И сколько бы он так гулял — неизвестно. Но когда от холода свело спину, и рот нельзя было закрыть — так клацали зубы, он, набрав воздуха и стараясь не смотреть на мертвецов, нырнул вовнутрь машины и боком, боком отбежал в конец салона. И, подтащив сумку, выудил свитер и ещё куртку, и натянул всё это на себя, и рухнул на задние кресла, как на диван. И, свернувшись калачиком, стал ждать, когда вернется тепло.
Но терпения хватило ненадолго, мёртвые и сюда дотянулись запахом. Перегаром, что ли, так пахнет? Нет, нет, ждать здесь, когда за ними… за ним придут, он не будет. Но, сделав Несколько шагов к выходу, остановился: брезгуешь? А что так? Ведь рядом с майором и подполковником мог быть и он сам! И кто-то вполне ещё живой так же морщился: ну и смердит! А разве мертвецы виноваты? Это всё безжалостная и несовершенная природа! Не предусмотрела благовонной кончины живой материи.
И, усевшись у двери, он старательно отводил глаза, но сколько ни отворачивайся, а взгляд всё ведёт и ведет в ту сторону, где уже не через стекло, а всего в метре от него сидели/лежали убитые. Беспомощная правая рука Чугреева с тонким обручальным кольцом безвольно свесилась с кресла, нога в маленькой, почти в детской коричневой туфле вывалилась в проход и несколько развязно для мёртвого тела застыла там.

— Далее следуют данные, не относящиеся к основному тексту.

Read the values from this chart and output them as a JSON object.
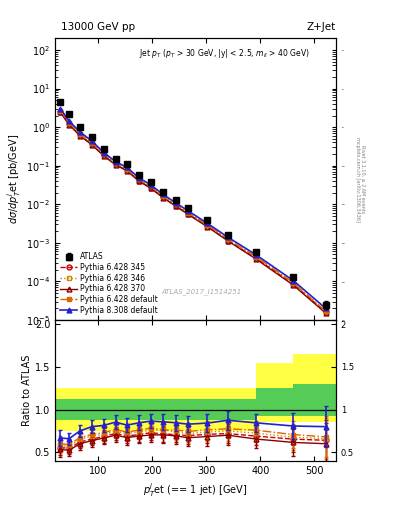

Теперь можно дотронуться до худого плеча подполковника, даже пощекотать за ухом, у него там трогательная родинка и белая полоска шеи ниже воротника рубашки. Нечастный мужик, так и не успел радовался новому званию! А вот у Фомина только и видно, что густые чёрные волосы… Очнись! Только стокгольмского синдрома не доставало!
И меня два красивых охранника повезли из Сибири в Сибирь, выплыло из глубин памяти. Не довезли, болваны! Всего два месяца назад, когда его в Москве возили на суд — и дорога была бесконечной, через весь город — он боялся, что машина попадёт в аварию. А это верный конец, нелепый и окончательный. Он бы не смог выбраться из металлического стакана, куда его каждый раз загоняли, как кролика в клетку. Но автокатастрофа — раз, и готово, хоть и больно, но смертельно, а значит, спасительно. Теперь же совершенно непонятная ситуация. Весело, очень весело! И всё это ему обеспечили два вертухая, что лежат себе, как ни в чём ни бывало. Им теперь всё нипочем! Оставили заключённого на произвол судьбы и в ус не дуют. Хорошо устроились! Но мне, мне что прикажете делать?